Minha mãe costumava dizer que eu era uma adolescente no corpo de uma adulta, imatura demais para minha idade. Acho que, para ela, meu temperamento difícil e humor sarcástico eram uma espécie de ofensa para a seriedade da sociedade, mas a verdade é que eu não via sentido em tanta hipocrisia escondida por máscaras gentis. Eu era infantil? Verdadeira? Ríspida? Dane-se.

Eu era eu mesma. Sem segundas faces.

Senti as batidas da música adentrarem meu ouvido e atingirem meus tímpanos causando uma sensação prazerosa, até sua voz encobrir a do vocalista. Aparentemente ele acompanhava a música com o outro fone, já que cantarolava a letra ao meu ouvido vazio.

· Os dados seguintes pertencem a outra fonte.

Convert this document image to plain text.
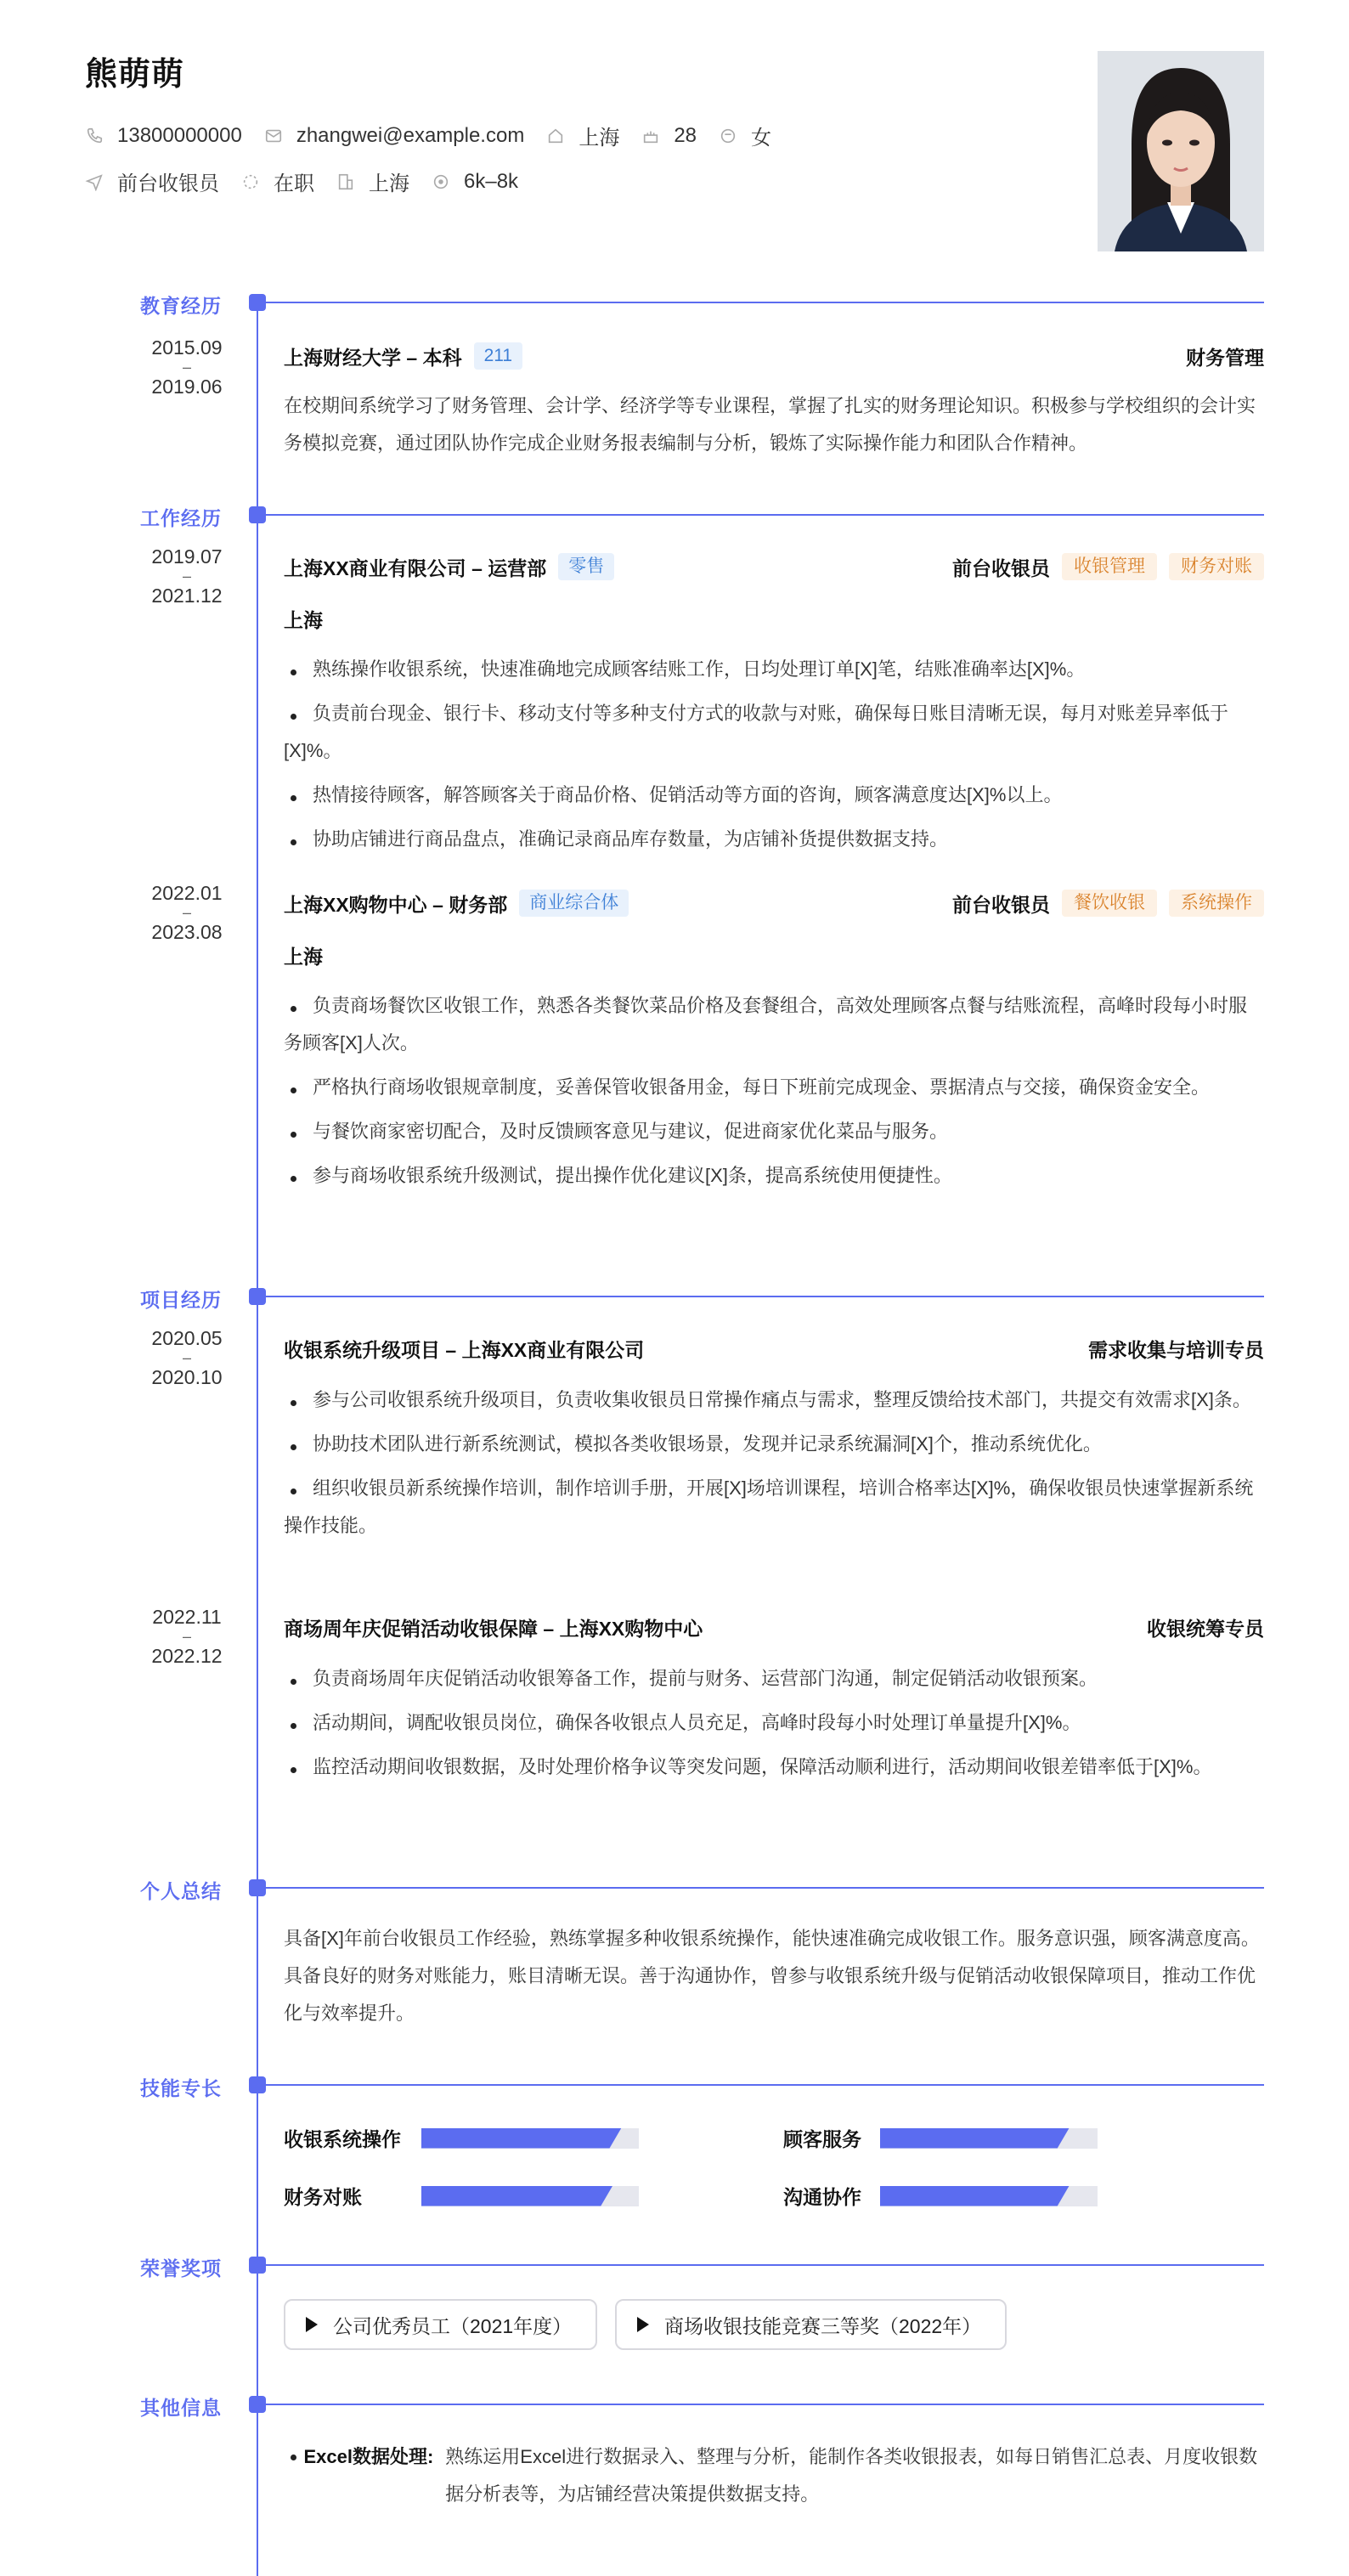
熊萌萌
13800000000	zhangwei@example.com	上海	28	女
前台收银员	在职	上海	6k–8k
教育经历
2015.09
–
2019.06
上海财经大学 – 本科	211	财务管理
在校期间系统学习了财务管理、会计学、经济学等专业课程，掌握了扎实的财务理论知识。积极参与学校组织的会计实务模拟竞赛，通过团队协作完成企业财务报表编制与分析，锻炼了实际操作能力和团队合作精神。
工作经历
2019.07
–
2021.12
上海XX商业有限公司 – 运营部	零售	前台收银员	收银管理	财务对账
上海
熟练操作收银系统，快速准确地完成顾客结账工作，日均处理订单[X]笔，结账准确率达[X]%。
负责前台现金、银行卡、移动支付等多种支付方式的收款与对账，确保每日账目清晰无误，每月对账差异率低于[X]%。
热情接待顾客，解答顾客关于商品价格、促销活动等方面的咨询，顾客满意度达[X]%以上。
协助店铺进行商品盘点，准确记录商品库存数量，为店铺补货提供数据支持。
2022.01
–
2023.08
上海XX购物中心 – 财务部	商业综合体	前台收银员	餐饮收银	系统操作
上海
负责商场餐饮区收银工作，熟悉各类餐饮菜品价格及套餐组合，高效处理顾客点餐与结账流程，高峰时段每小时服务顾客[X]人次。
严格执行商场收银规章制度，妥善保管收银备用金，每日下班前完成现金、票据清点与交接，确保资金安全。
与餐饮商家密切配合，及时反馈顾客意见与建议，促进商家优化菜品与服务。
参与商场收银系统升级测试，提出操作优化建议[X]条，提高系统使用便捷性。
项目经历
2020.05
–
2020.10
收银系统升级项目 – 上海XX商业有限公司	需求收集与培训专员
参与公司收银系统升级项目，负责收集收银员日常操作痛点与需求，整理反馈给技术部门，共提交有效需求[X]条。
协助技术团队进行新系统测试，模拟各类收银场景，发现并记录系统漏洞[X]个，推动系统优化。
组织收银员新系统操作培训，制作培训手册，开展[X]场培训课程，培训合格率达[X]%，确保收银员快速掌握新系统操作技能。
2022.11
–
2022.12
商场周年庆促销活动收银保障 – 上海XX购物中心	收银统筹专员
负责商场周年庆促销活动收银筹备工作，提前与财务、运营部门沟通，制定促销活动收银预案。
活动期间，调配收银员岗位，确保各收银点人员充足，高峰时段每小时处理订单量提升[X]%。
监控活动期间收银数据，及时处理价格争议等突发问题，保障活动顺利进行，活动期间收银差错率低于[X]%。
个人总结
具备[X]年前台收银员工作经验，熟练掌握多种收银系统操作，能快速准确完成收银工作。服务意识强，顾客满意度高。具备良好的财务对账能力，账目清晰无误。善于沟通协作，曾参与收银系统升级与促销活动收银保障项目，推动工作优化与效率提升。
技能专长
收银系统操作	顾客服务
财务对账	沟通协作
荣誉奖项
公司优秀员工（2021年度）	商场收银技能竞赛三等奖（2022年）
其他信息
Excel数据处理: 熟练运用Excel进行数据录入、整理与分析，能制作各类收银报表，如每日销售汇总表、月度收银数据分析表等，为店铺经营决策提供数据支持。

Nathan como cantor era um ótimo bombeiro. Sua voz era desafinada e irritante. Deveria ter me certificado de avisar isso à ele antes.

Tanto é que quando ele falou, em um tom irritante e prejudicial à audição, um trecho da música, eu pude sentir meu ouvidos se desesperarem por ajuda. Em outras condições, eu poderia facilmente gargalhar até uma dor atingir meu abdômen e fazer minha garganta se fechar para o oxigênio.